MAHSUNİ ŞERİF / OZANIN ÖLÜMÜ*

Bizim Kiziroğlu Mustafa Bey'lere, "Atlı Kaydası"lı, Kazaskalı, Kaf Dağları'nın yiğitlemesi, kavgacılığı ağır basan tarzımıza çok uymasa, benzemese de, insanı kendine çeken alıp düşlere götüren ayrı bir tınısı, ayrı bir yanıklığı olmuş o ilk kez tanıştığımız sesin. Öğretmen okullu akrabamız yeni almış plakçalarını. Bir küçük tahta çanta dolusu da plak; çoğu Mahsuni'den... 

Ya da sonraki yıllarda hekim adayı olarak geçici görevle gittiğimiz; sıcağıyla, kavruk ve müthiş dirençli karayağız insanıyla tanıştığımız Bingöl ili Genç ilçesi akşamlarında, 12 Mart muhtırası sonrasının kaçak göçek dinlenen dizelerinde, türkülerinde hem acının, hem isyanın, ikisinin birden ses verişini yaşamışız. Murat Çayı boylarında, yoksul dağ başlarında; "Erim Erim Eriyesin...", "Erim gitti Melen geldi/ Sanki derdim bilen geldi..." 

O ses nereye gitsek izlemiş bizi. Biz de onunla olmuşuz elbet. Raslantısal karşılaşmalarımız olmuş toplantı salonlarda, televizyon karecamlarında. Bir tek ânını bile kaçırmadan izlemeye, bellemeye, içmeye çalışmışız. 

O bildik korku, tedirginlikle yaşamışız bir yandan... Bir değerin, bir yüce sesin, bir kilit vurulamaz dilin, yüreğin daha sesiz sedasız aramızdan çekip gideceğini düşünmüş, onsuz kaldığımızda duyacağımız yetimliğin sezgisiyle kavrulmuşuz. 

Kırıkkale Tınaz İlkokulu salonunda Âşık Veysel'i dinlediğimiz günler gelmiş usumuza. Köy Enstitüsü çıkışlı öğretmenlerin çabasıyla,omuzlamalarıyla, görmeyen göz çukurlarında bin yıllık halk ruhunun derinliğini taşıyan Veysel okulları geziyor.
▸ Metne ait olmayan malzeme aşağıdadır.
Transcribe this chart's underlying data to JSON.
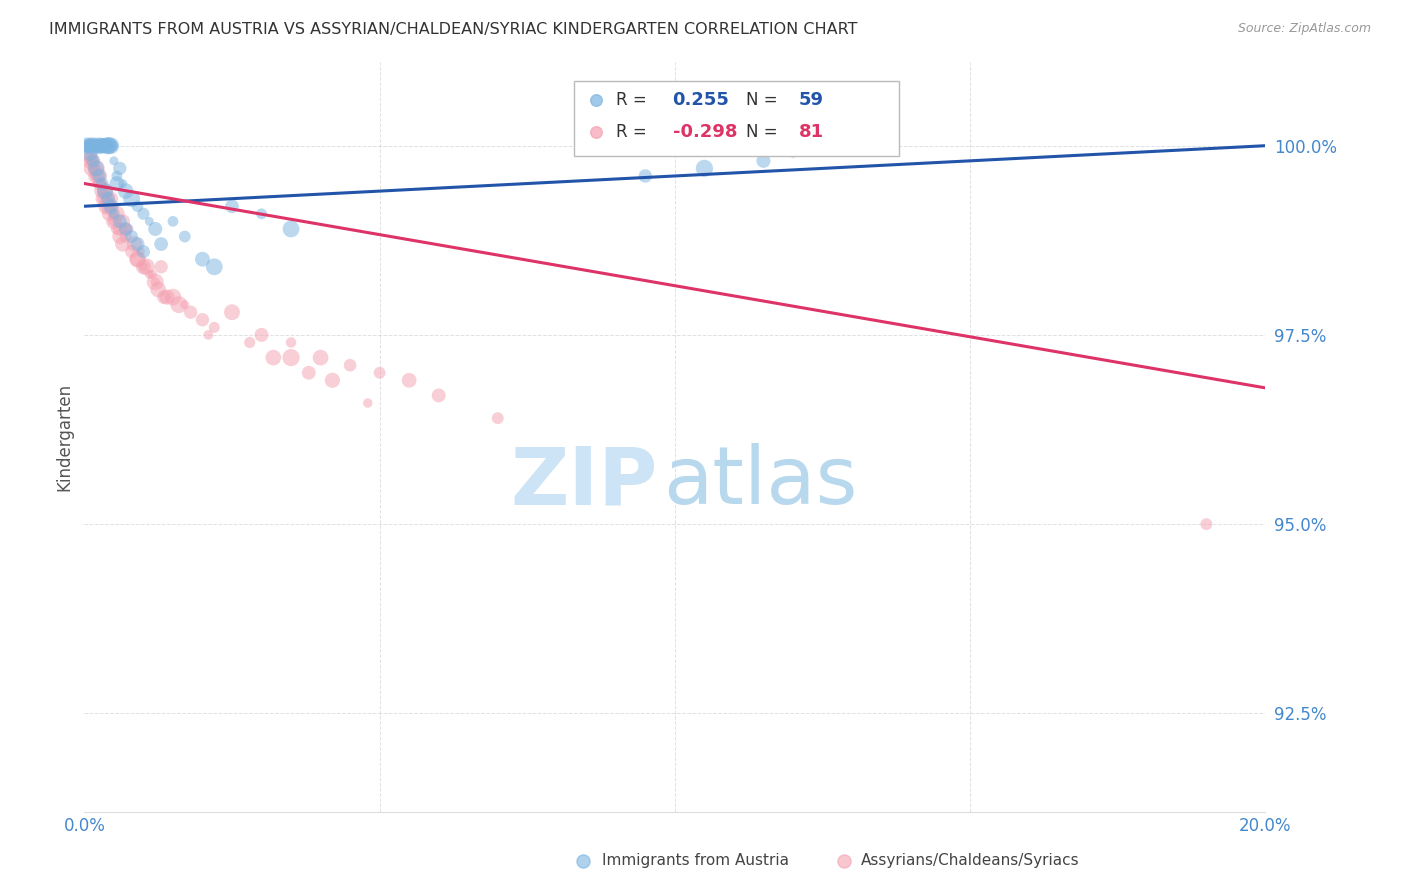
{
  "title": "IMMIGRANTS FROM AUSTRIA VS ASSYRIAN/CHALDEAN/SYRIAC KINDERGARTEN CORRELATION CHART",
  "source": "Source: ZipAtlas.com",
  "ylabel": "Kindergarten",
  "yticks": [
    92.5,
    95.0,
    97.5,
    100.0
  ],
  "ytick_labels": [
    "92.5%",
    "95.0%",
    "97.5%",
    "100.0%"
  ],
  "xmin": 0.0,
  "xmax": 20.0,
  "ymin": 91.2,
  "ymax": 101.1,
  "series1_label": "Immigrants from Austria",
  "series2_label": "Assyrians/Chaldeans/Syriacs",
  "series1_R": "0.255",
  "series1_N": "59",
  "series2_R": "-0.298",
  "series2_N": "81",
  "series1_color": "#7ab3e0",
  "series2_color": "#f4a0b0",
  "trendline1_color": "#2255aa",
  "trendline2_color": "#dd3366",
  "watermark_zip_color": "#cce4f5",
  "watermark_atlas_color": "#b8d8ee",
  "background_color": "#ffffff",
  "title_color": "#333333",
  "axis_label_color": "#4488cc",
  "ytick_color": "#4488cc",
  "grid_color": "#cccccc",
  "series1_x": [
    0.05,
    0.08,
    0.1,
    0.12,
    0.15,
    0.18,
    0.2,
    0.22,
    0.25,
    0.28,
    0.3,
    0.32,
    0.35,
    0.38,
    0.4,
    0.42,
    0.45,
    0.48,
    0.5,
    0.55,
    0.6,
    0.65,
    0.7,
    0.8,
    0.9,
    1.0,
    1.1,
    1.2,
    1.3,
    1.5,
    1.7,
    2.0,
    2.5,
    3.0,
    3.5,
    0.1,
    0.15,
    0.2,
    0.25,
    0.3,
    0.35,
    0.4,
    0.45,
    0.5,
    0.6,
    0.7,
    0.8,
    0.9,
    1.0,
    2.2,
    9.5,
    10.5,
    11.5,
    12.0,
    13.5,
    0.07,
    0.13,
    0.22,
    0.55
  ],
  "series1_y": [
    100.0,
    100.0,
    100.0,
    100.0,
    100.0,
    100.0,
    100.0,
    100.0,
    100.0,
    100.0,
    100.0,
    100.0,
    100.0,
    100.0,
    100.0,
    100.0,
    100.0,
    100.0,
    99.8,
    99.6,
    99.7,
    99.5,
    99.4,
    99.3,
    99.2,
    99.1,
    99.0,
    98.9,
    98.7,
    99.0,
    98.8,
    98.5,
    99.2,
    99.1,
    98.9,
    99.9,
    99.8,
    99.7,
    99.6,
    99.5,
    99.4,
    99.3,
    99.2,
    99.1,
    99.0,
    98.9,
    98.8,
    98.7,
    98.6,
    98.4,
    99.6,
    99.7,
    99.8,
    99.9,
    100.0,
    100.0,
    100.0,
    100.0,
    99.5
  ],
  "series2_x": [
    0.05,
    0.08,
    0.1,
    0.12,
    0.15,
    0.18,
    0.2,
    0.22,
    0.25,
    0.28,
    0.3,
    0.32,
    0.35,
    0.38,
    0.4,
    0.42,
    0.45,
    0.48,
    0.5,
    0.55,
    0.6,
    0.65,
    0.7,
    0.8,
    0.9,
    1.0,
    1.1,
    1.2,
    1.3,
    1.5,
    1.7,
    2.0,
    2.5,
    3.0,
    3.5,
    4.0,
    4.5,
    5.0,
    5.5,
    6.0,
    0.1,
    0.15,
    0.2,
    0.25,
    0.3,
    0.35,
    0.4,
    0.5,
    0.6,
    0.7,
    0.9,
    1.0,
    1.2,
    1.4,
    1.6,
    1.8,
    2.2,
    2.8,
    3.2,
    3.8,
    0.07,
    0.13,
    0.18,
    0.28,
    0.38,
    0.45,
    0.55,
    0.65,
    0.75,
    0.85,
    0.95,
    1.05,
    1.15,
    1.25,
    1.35,
    2.1,
    3.5,
    4.2,
    4.8,
    19.0,
    7.0
  ],
  "series2_y": [
    100.0,
    99.8,
    99.9,
    99.7,
    99.8,
    99.6,
    99.7,
    99.5,
    99.6,
    99.4,
    99.5,
    99.3,
    99.4,
    99.2,
    99.3,
    99.1,
    99.2,
    99.0,
    99.1,
    98.9,
    98.8,
    98.7,
    98.9,
    98.6,
    98.5,
    98.4,
    98.3,
    98.2,
    98.4,
    98.0,
    97.9,
    97.7,
    97.8,
    97.5,
    97.4,
    97.2,
    97.1,
    97.0,
    96.9,
    96.7,
    99.8,
    99.7,
    99.6,
    99.5,
    99.4,
    99.3,
    99.2,
    99.0,
    98.9,
    98.8,
    98.5,
    98.4,
    98.2,
    98.0,
    97.9,
    97.8,
    97.6,
    97.4,
    97.2,
    97.0,
    99.9,
    99.8,
    99.7,
    99.5,
    99.4,
    99.3,
    99.1,
    99.0,
    98.9,
    98.7,
    98.6,
    98.4,
    98.3,
    98.1,
    98.0,
    97.5,
    97.2,
    96.9,
    96.6,
    95.0,
    96.4
  ],
  "series1_trendline_x": [
    0.0,
    20.0
  ],
  "series1_trendline_y": [
    99.2,
    100.0
  ],
  "series2_trendline_x": [
    0.0,
    20.0
  ],
  "series2_trendline_y": [
    99.5,
    96.8
  ]
}
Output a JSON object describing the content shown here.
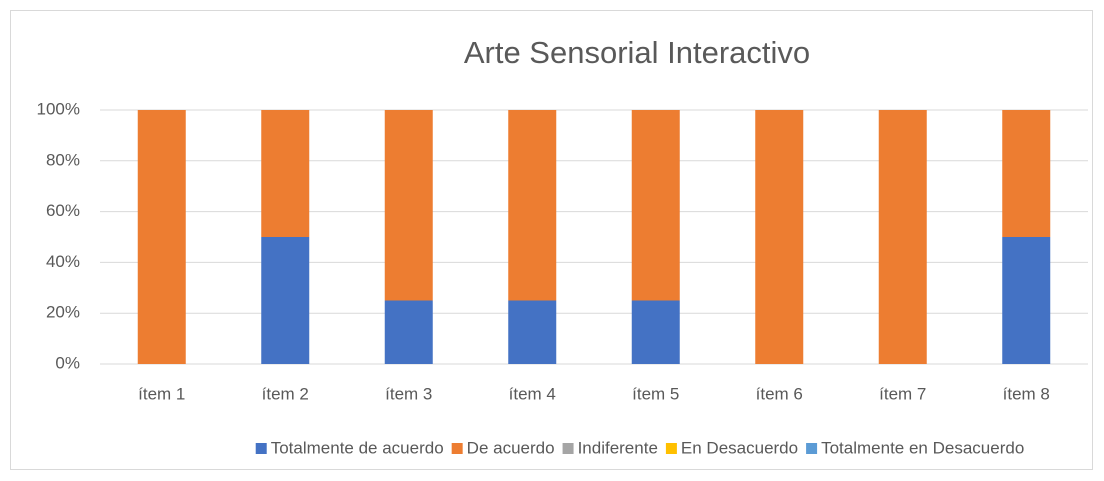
{
  "chart_data": {
    "type": "stacked_bar",
    "title": "Arte Sensorial Interactivo",
    "categories": [
      "ítem 1",
      "ítem 2",
      "ítem 3",
      "ítem 4",
      "ítem 5",
      "ítem 6",
      "ítem 7",
      "ítem 8"
    ],
    "series": [
      {
        "name": "Totalmente de acuerdo",
        "color": "#4472c4",
        "values": [
          0,
          50,
          25,
          25,
          25,
          0,
          0,
          50
        ]
      },
      {
        "name": "De acuerdo",
        "color": "#ed7d31",
        "values": [
          100,
          50,
          75,
          75,
          75,
          100,
          100,
          50
        ]
      },
      {
        "name": "Indiferente",
        "color": "#a5a5a5",
        "values": [
          0,
          0,
          0,
          0,
          0,
          0,
          0,
          0
        ]
      },
      {
        "name": "En Desacuerdo",
        "color": "#ffc000",
        "values": [
          0,
          0,
          0,
          0,
          0,
          0,
          0,
          0
        ]
      },
      {
        "name": "Totalmente en Desacuerdo",
        "color": "#5b9bd5",
        "values": [
          0,
          0,
          0,
          0,
          0,
          0,
          0,
          0
        ]
      }
    ],
    "ylim": [
      0,
      100
    ],
    "yticks": [
      {
        "value": 0,
        "label": "0%"
      },
      {
        "value": 20,
        "label": "20%"
      },
      {
        "value": 40,
        "label": "40%"
      },
      {
        "value": 60,
        "label": "60%"
      },
      {
        "value": 80,
        "label": "80%"
      },
      {
        "value": 100,
        "label": "100%"
      }
    ],
    "grid": true,
    "legend": "bottom"
  }
}
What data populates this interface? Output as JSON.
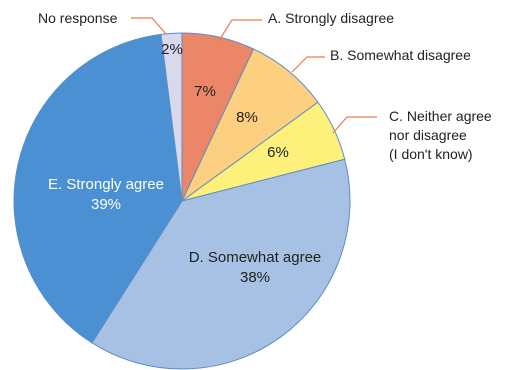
{
  "chart_data": {
    "type": "pie",
    "title": "",
    "start_angle_deg": 0,
    "direction": "clockwise",
    "slices": [
      {
        "label": "A. Strongly disagree",
        "value": 7,
        "display": "7%",
        "color": "#ec8669"
      },
      {
        "label": "B. Somewhat disagree",
        "value": 8,
        "display": "8%",
        "color": "#fdd081"
      },
      {
        "label": "C. Neither agree nor disagree (I don't know)",
        "label_lines": [
          "C. Neither agree",
          "nor disagree",
          "(I don't know)"
        ],
        "value": 6,
        "display": "6%",
        "color": "#fdf17c"
      },
      {
        "label": "D. Somewhat agree",
        "value": 38,
        "display": "38%",
        "color": "#a7c1e4"
      },
      {
        "label": "E. Strongly agree",
        "value": 39,
        "display": "39%",
        "color": "#4a90d3"
      },
      {
        "label": "No response",
        "value": 2,
        "display": "2%",
        "color": "#d9d9ee"
      }
    ],
    "edge_color": "#5b8ec4",
    "leader_color": "#ec7d50"
  }
}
Eğitimsiz, kitapsız, kalemsiz yetişmiş bir ozanın dünyayı kavrayış gücü, bilgeliğiyle büyüyor çocuk gözlerimiz. "Karnın yardım kazmayınan belinen/ O yine karşıladı beni gülinen..." Aynı Veysel, Ankara İççebeci Uzun Gemiciler sokakta biz çıktıktan sonra da ısrarla bombalanmaya devam edilen evimizin kapısına varıyor bir gün. Alt kat komşumuz, Veysel'le ilgili tek siyah seyaz film çekimini başarmış değerli ağabeyimiz, o dönem TRT çalışanı Erdoğan Alkan'ın kolunda... Veysel'i dinliyoruz.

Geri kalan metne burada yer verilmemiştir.